In his book “The Body”, Bill Bryson writes that smell is the sense that nearly everyone says they would give up if they had to give up one – and many young people would sacrifice smell rather than part with a favoured electronic device. “That would be a little foolish,” he writes.
Harnessing an electronic nose
Sometimes, “the nose knows not”, when it comes to diagnosing disease, and in one infectious disease journal, doctors penned a letter with exactly this title to explain how nurses were not always as accurate as they thought when sniffing out bacteria that causes serious diarrhoea. “Does the smell really tell?” is a question commonly asked when strong-smelling urine is used as a symptom of urine infection – it’s sometimes a red herring.
Dr Daniel Chan and his team at the Mayo Clinic are hoping to extend our ability to smell through trialling an “electronic nose” to sniff out Barrett’s oesophagus, which often develops into cancer.

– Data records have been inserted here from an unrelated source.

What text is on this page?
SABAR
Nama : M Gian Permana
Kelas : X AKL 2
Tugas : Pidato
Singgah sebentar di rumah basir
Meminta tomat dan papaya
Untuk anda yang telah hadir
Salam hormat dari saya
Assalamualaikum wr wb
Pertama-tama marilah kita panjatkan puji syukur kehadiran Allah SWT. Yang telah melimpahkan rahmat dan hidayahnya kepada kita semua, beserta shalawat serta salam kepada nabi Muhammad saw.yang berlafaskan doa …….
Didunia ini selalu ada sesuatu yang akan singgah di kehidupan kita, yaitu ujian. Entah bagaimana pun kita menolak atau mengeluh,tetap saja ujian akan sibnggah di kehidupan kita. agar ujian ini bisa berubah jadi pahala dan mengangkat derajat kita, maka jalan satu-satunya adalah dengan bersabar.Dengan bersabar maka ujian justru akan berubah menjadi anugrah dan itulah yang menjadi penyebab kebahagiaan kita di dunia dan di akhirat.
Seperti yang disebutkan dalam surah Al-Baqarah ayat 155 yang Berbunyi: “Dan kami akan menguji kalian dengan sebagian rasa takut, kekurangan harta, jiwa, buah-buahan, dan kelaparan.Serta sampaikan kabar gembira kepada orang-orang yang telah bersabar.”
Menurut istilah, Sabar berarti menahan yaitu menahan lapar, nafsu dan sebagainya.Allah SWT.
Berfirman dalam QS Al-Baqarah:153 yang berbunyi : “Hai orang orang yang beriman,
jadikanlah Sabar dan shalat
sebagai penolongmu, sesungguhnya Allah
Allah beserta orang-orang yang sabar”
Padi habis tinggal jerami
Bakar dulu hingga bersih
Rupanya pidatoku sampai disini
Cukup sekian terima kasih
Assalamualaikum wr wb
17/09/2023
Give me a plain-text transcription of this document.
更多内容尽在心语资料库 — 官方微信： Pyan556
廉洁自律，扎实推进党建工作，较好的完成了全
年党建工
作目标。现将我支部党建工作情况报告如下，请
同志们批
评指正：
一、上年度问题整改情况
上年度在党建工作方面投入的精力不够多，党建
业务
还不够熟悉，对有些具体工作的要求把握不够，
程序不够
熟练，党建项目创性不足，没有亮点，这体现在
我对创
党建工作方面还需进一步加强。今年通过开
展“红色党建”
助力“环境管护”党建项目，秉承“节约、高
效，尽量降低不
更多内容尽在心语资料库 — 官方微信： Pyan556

Using an array of sensors, these devices detect ‘smell fingerprints’ of different diseases, including kidney disease, diabetes, lung cancer, arthritis and asthma.
Biomimicry is a practice that learns from and mimics the strategies found in nature to solve human problems, and find hope. Artificial noses are a nature-inspired invention, and if the nose, the so-called ‘Cinderella’ of the sense organs, can motivate such progress in medicine, what other solutions does nature hold hidden? Scientist Alexander Graham Bell pointed to such promise back in 1914. “If you are ambitious to found a new science, measure a smell,” he said, and he was right.